ICRC, Paris – International Day of the Disappeared marks a little-known and complex humanitarian issue: the plight of families searching for loved ones who have disappeared. This year, the International Committee of the Red Cross (ICRC) delegation in France is marking the day with a focus on people who have disappeared as a result of the conflict in Syria. Since 2012, the ICRC has registered tens of thousands of requests to help find missing people. The requests come from all corners of the globe, covering more than 80 countries, but they are just the tip of the iceberg.

Families across Europe, be they Syrian or European, bear the burden of uncertainty – sometimes for years. "The issue of people who have disappeared because of the Syrian conflict is one of the most significant and complex that the ICRC has had to deal with in its modern history. Families have been scattered around the world and, sadly, the conflict shows no sign of ending," explains Wilhelm Odde, the head of the ICRC's European family reunification service based in France. "Europeans, as well as Syrians, have disappeared inside Syria. Other Syrian families have become separated en route to Europe."
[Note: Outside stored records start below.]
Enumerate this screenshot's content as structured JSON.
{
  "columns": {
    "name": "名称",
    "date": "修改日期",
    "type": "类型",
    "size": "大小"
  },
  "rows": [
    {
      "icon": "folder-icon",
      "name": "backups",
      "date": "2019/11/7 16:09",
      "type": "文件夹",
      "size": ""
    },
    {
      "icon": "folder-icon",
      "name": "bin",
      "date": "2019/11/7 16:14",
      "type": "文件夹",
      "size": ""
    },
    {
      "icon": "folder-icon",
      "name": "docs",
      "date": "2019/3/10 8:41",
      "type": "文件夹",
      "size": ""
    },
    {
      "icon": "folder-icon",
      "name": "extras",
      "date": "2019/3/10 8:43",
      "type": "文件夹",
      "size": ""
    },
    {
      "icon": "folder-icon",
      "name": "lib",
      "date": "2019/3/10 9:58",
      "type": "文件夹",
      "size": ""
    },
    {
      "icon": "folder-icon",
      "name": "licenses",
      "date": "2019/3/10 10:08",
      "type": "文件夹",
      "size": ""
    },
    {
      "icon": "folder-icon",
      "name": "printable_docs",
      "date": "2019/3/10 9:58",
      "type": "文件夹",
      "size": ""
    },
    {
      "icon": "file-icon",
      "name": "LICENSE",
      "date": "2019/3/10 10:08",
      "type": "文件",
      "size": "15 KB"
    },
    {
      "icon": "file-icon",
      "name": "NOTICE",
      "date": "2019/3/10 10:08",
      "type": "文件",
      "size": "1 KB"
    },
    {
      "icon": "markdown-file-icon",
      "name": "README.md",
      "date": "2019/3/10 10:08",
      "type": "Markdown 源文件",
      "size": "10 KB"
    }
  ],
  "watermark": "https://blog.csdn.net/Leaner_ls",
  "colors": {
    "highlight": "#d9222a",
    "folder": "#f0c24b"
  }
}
The ICRC's family tracing service supports the work of European National Societies in helping people undertake the long and painstaking process of searching for their relatives. Anyone who has lost contact with a loved one can submit a request for help at a National Society office in the country where they are living. Another option is for relatives to use the Red Cross Trace the Face website. The website publishes photos of people currently searching for loved ones who disappeared along migratory routes to Europe. On average, the website helps reconnect one family a week.
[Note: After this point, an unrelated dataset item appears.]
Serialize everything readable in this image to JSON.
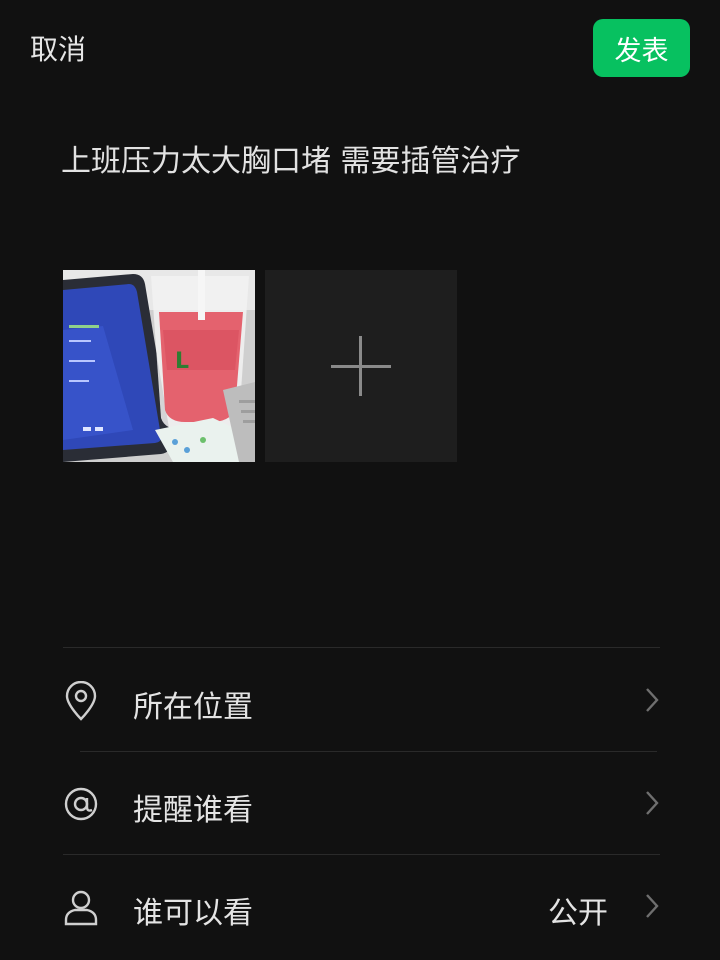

"Our work is purely humanitarian: we are helping families to look for their relatives, regardless of where they disappeared or why," stresses Odde. While the authorities are primarily responsible for providing families with answers, the role of the International Red Cross and Red Crescent Movement is set out in its humanitarian mandate.
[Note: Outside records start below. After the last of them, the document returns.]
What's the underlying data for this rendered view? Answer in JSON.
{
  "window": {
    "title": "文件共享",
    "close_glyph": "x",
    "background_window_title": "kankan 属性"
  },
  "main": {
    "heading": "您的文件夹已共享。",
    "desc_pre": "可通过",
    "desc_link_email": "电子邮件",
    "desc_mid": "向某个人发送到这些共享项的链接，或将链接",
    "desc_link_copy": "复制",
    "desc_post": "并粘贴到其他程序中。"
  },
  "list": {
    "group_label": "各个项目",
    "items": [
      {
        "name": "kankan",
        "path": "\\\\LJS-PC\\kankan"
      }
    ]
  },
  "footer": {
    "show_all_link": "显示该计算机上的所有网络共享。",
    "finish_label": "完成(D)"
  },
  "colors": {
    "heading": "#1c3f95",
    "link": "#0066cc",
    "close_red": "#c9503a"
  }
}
For more than 150 years, this global humanitarian network has been working to determine the fate of missing people, whether they have disappeared because of conflict, natural disaster or along migratory routes. The ICRC's work is exclusively humanitarian and is governed by the principle of impartiality. It is based on the right to know the fate of loved ones, which is enshrined in international humanitarian law. Any information provided by families is treated as strictly confidential and is only used for the purposes of the search.